We are seeking an experienced Data Platform Architect with 5+ years of experience and a deep understanding of data, AI and automation to design high-impact business systems that drive operational efficiency and increase value for Eventim customers. In this role, you will work closely with business leaders and technical teams to understand complex business needs, architect scalable solutions and integrate modern tools and platforms.
What to expect:
- Data-Platform Architecture Design: Design and implement a lakehouse-style, multi-cloud data platform on AWS and Google Cloud, balancing cost, performance and resilience.
- Ingestion & Streaming Frameworks: Design, build, and operate batch, real-time, and streaming pipelines to move data from diverse internal and external sources into the unified platform while preserving scalability, low-latency delivery, and data integrity.
- Unified Customer Data Model: Architect schemas that collect and reconcile events from marketing, advertising and web-tracking channels into a single customer profile, synchronized with CRM and CDP systems.
- AI & ML Platform Architecture: Define the end-to-end framework - feature pipelines, distributed training, automated evaluation, model registry, and low-latency serving - on managed cloud AI services, so use cases such as text summarization, anomaly detection, and predictive analytics can move from experimentation to production safely and at scale.
- Security: Define zero-trust policies, fine-grained IAM, row/column security, tokenization and enterprise API-level protections, compliance.
- Governance: Embed lineage, quality and cataloguing (OpenLineage, DataHub).
- Thought Leadership & Mentoring: Set reference architectures, review designs, coach engineers and champion best practices in event-driven, product-oriented data platforms.
What you’ll need:
- MSc in Computer Science, Electrical Engineering, Software Engineering, ML Engineering or related fields (or equivalent experience).
- 5+ years designing and operating cloud-native data platforms that power large-scale analytics and AI products.
- Expert data-modeling skills (dimensional, Data Vault, entity-relationship, graph) and hands-on mastery of Snowflake or similar cloud data warehouses.
- Proven track record building end-to-end, production-grade data pipelines - both batch and streaming - using tools such as Airflow, Databricks, Google Pub/Sub, Dataflow, Kafka, or comparable orchestration frameworks.
- Experience with API-management (Mulesoft & Keycloak).

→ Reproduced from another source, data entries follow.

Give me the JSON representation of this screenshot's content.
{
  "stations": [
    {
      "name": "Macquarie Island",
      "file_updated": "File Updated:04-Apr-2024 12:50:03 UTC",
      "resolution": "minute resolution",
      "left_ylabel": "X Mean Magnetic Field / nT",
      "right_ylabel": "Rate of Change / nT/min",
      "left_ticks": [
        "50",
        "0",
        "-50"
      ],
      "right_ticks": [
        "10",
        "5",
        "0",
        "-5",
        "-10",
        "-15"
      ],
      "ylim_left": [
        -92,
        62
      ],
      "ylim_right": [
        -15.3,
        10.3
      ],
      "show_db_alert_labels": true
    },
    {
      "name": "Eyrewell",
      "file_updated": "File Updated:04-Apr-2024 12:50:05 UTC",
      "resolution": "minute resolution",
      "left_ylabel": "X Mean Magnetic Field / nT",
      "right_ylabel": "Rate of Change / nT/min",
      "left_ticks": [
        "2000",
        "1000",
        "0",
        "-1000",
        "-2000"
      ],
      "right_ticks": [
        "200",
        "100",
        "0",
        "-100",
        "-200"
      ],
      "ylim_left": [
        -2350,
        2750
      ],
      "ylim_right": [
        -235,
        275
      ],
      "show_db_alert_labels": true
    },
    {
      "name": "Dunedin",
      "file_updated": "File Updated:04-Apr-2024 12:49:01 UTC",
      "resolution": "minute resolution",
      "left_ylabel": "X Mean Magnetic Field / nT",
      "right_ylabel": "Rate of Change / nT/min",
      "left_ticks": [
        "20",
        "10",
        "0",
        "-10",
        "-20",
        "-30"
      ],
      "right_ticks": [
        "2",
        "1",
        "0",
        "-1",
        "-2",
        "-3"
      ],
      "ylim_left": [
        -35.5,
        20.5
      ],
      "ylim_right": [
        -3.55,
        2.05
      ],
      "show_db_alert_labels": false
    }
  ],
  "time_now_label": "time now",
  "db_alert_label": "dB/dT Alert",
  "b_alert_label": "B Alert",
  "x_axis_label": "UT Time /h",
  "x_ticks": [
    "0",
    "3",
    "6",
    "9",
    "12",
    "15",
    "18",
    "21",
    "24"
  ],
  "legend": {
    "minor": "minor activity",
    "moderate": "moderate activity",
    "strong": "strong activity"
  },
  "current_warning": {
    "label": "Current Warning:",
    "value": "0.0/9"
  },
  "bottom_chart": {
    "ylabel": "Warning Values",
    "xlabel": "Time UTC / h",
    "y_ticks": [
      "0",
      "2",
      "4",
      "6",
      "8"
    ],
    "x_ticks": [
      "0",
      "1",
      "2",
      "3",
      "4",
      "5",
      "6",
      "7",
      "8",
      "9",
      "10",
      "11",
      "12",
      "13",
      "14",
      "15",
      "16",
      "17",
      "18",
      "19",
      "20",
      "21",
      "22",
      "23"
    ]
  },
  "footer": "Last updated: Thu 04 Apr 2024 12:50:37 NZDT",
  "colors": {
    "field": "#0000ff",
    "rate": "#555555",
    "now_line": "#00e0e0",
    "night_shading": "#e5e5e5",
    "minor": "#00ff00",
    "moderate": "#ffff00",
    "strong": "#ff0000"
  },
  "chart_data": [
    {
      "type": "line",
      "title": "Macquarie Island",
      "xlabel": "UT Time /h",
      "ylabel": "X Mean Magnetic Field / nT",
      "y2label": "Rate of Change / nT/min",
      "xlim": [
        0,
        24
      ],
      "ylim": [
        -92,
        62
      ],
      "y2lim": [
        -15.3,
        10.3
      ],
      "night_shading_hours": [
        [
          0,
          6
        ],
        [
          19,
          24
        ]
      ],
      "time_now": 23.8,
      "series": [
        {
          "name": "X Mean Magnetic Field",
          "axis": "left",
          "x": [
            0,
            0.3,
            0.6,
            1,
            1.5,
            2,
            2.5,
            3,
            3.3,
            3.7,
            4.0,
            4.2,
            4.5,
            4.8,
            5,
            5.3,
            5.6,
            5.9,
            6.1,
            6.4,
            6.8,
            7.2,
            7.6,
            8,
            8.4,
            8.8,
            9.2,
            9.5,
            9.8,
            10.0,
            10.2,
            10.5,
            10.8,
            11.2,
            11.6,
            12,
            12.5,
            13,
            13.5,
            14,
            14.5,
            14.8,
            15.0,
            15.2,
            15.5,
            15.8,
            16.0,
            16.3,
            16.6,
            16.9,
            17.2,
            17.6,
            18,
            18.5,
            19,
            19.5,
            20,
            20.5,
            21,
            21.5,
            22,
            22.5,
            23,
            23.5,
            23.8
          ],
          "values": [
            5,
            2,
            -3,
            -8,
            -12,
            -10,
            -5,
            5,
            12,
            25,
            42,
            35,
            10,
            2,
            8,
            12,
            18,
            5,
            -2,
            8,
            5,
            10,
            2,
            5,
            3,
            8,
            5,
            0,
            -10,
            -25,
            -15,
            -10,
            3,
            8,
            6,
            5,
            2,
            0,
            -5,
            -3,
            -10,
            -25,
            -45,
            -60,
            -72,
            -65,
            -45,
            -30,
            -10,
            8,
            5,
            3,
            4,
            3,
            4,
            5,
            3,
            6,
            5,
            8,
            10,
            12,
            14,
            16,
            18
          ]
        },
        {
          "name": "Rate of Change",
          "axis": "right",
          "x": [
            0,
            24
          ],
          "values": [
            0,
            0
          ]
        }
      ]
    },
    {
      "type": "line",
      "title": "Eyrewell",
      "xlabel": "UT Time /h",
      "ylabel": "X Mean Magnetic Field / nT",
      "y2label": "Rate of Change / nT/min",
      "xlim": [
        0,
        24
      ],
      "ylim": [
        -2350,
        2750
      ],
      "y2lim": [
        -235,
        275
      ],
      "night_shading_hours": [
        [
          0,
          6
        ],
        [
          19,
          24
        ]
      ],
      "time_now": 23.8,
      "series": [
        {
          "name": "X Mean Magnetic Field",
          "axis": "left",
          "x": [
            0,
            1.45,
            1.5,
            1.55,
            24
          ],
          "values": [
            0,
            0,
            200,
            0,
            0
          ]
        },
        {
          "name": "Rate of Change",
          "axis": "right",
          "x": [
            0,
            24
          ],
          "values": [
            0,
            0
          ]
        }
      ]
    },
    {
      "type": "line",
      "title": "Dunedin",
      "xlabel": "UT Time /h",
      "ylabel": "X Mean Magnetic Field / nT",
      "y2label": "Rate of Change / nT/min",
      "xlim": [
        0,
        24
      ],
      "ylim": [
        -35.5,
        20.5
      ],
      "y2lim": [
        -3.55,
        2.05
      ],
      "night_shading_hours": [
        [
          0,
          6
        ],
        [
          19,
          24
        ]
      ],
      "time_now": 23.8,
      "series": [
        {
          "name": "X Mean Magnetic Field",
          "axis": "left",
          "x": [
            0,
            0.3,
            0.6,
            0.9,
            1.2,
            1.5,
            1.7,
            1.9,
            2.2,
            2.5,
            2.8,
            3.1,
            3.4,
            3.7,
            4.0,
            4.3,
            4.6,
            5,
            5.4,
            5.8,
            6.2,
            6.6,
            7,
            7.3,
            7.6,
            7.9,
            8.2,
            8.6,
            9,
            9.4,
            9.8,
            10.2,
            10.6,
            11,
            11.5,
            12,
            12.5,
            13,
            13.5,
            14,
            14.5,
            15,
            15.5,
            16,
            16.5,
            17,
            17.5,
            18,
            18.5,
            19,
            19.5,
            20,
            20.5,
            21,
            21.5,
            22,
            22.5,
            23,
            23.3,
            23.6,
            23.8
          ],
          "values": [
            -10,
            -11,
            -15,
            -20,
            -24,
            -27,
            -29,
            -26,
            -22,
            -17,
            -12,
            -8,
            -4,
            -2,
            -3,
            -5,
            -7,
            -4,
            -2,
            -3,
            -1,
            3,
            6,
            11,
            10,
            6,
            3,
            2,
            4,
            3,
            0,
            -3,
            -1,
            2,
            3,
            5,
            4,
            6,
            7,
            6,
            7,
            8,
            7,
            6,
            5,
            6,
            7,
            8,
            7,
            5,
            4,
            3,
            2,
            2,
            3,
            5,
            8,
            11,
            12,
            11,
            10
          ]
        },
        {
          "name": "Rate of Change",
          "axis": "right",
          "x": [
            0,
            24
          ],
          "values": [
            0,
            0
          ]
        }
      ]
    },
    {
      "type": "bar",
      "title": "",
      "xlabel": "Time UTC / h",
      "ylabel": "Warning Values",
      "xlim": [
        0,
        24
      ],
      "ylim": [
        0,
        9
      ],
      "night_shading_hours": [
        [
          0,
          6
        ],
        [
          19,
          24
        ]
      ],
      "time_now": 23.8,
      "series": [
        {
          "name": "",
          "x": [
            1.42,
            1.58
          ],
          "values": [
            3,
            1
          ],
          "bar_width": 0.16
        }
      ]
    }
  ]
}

- Deep knowledge of modern ELT/ETL patterns, data quality & observability tool-chains, and data-governance best practices (incl. GDPR and RBAC).
- Programming fluency in SQL and Python (Scala/Java or C++ a plus) plus CI/CD and Infrastructure-as-Code (Terraform, GitLab CI/CD, GitHub Actions).
- Working understanding of ML-ops concepts - feature stores, model registries, retrieval-augmented-generation (RAG) architectures - and how to shape data layers that serve them.
- Strong communication and presentation skills and be aware of new trends and technologies in the field of information architecture.
- Fluent in English, German would be ideal.